Nach dem 0:4 gegen Mainz 05 und der schwankenden Leistungen wegen, gaben viele Berliner keinen Pfifferling mehr auf Hertha BSC gegen Borussia Dortmund. Bielefeld hatte tags zuvor in Leipzig 2:0 gewonnen und damit Hertha in der Tabelle überholt. Sogar eingefleischte Herthaner rechneten: Wenn Hertha bei 18 Punkten nach der Hinrunde bleibt und genauso viele in der Rückrunde holt, dann käme Hertha am Ende auf 36 Punkte. Damit sind aber schon viele Vereine abgestiegen. Um sicher zu gehen, benötigt man zum Klassenerhalt erfahrungsgemäß 40 Punkte. Entsprechend dieser Hochrechnung hätte Hertha schließlich 42 Punkte und bliebe in der Bundesliga. Dem Geld und der eigenen Ansprüche nach keinesfalls das Gelbe vom Ei, aber immerhin…

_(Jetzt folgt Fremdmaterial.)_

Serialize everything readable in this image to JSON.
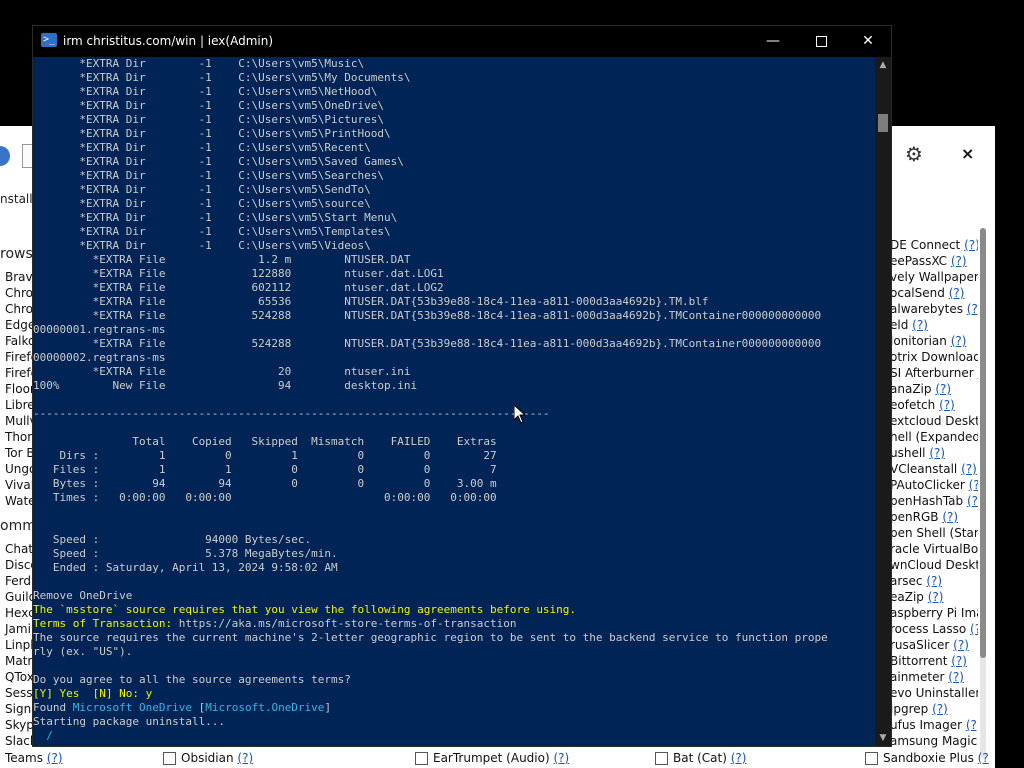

Der 17. Spieltag bescherte den Berliner Clubs, wer hätte das gedacht, sechs Punkte. Der 1. FC Union gewann auswärts in Bochum, keineswegs etwa einfach, 1:0 und sicherte sich mit den letzten drei gleich 27 Punkte, Hertha BSC kommt auf 21 Punkte und damit auf Tabellenplatz 11. Union muss zum Rückrundenauftakt nach Leverkusen und Hertha hat am Sonntag, 09. Januar 2022 gleich wieder ein Heimspiel, empfängt um 15.30 Uhr den 1. FC Köln. Die Kölner müssen sich warm anziehen, wenn Hertha mit der Einstellung über 90 Minuten und Nachspielzeit wie gegen Dortmund spielt. Aber Moment mal, die Kölner können doch auch leidenschaftlich kämpfen. Weshalb jedoch wurde der 3:2-Sieg der alten Dame über Dortmund überhaupt möglich? Trotz des Pausen-Rückstandes und obwohl Hertha-Trainer Tayfun Korkut nach der Blamage in Mainz einige Ausfälle ausgerechnet gegen die Borussen zu verkraften hatte.
Jeder der Zuschauer sah von der ersten Minute an, wie sich Hertha gegen die Umstände und einer im Grunde überlegenen Mannschaft stemmte. Mit solch einer Körpersprache war Hertha bisher nicht aufgelaufen. Geradezu bissig und aggressiv wurde um jeden Ball und jeden Zentimeter Boden gekämpft. Zweikämpfe wurden nicht nur angenommen, sondern sogar gesucht – mit großem Durchsetzungsvermögen und starkem Willen in den Duellen. Natürlich liefen die Herthaner gegen Ende auf dem Zahnfleisch. Doch die Willenskraft erlahmte nicht. Welch großartiges Laufvermögen. Da war doch tatsächlich einer für den anderen Mitspieler da und in der Regel Sekunden vor den Dortmundern am Ball. Lobenswert wie die Lücken geschlossen und wie zielstrebig Konter gefahren wurden. Der Ball wurde nie aus den Augen gelassen und der Gegner auch nicht. Keiner verkroch sich. Der Ball wurde sogar leidenschaftlich gefordert. Imponierend das Nachsetzen und Abwehrverhalten der Stürmer. Na bitte, Hertha kann’s doch! Ab jetzt weiß Hertha, was Geschlossenheit im Mannschaftsspiel bedeutet. Arme Kölner!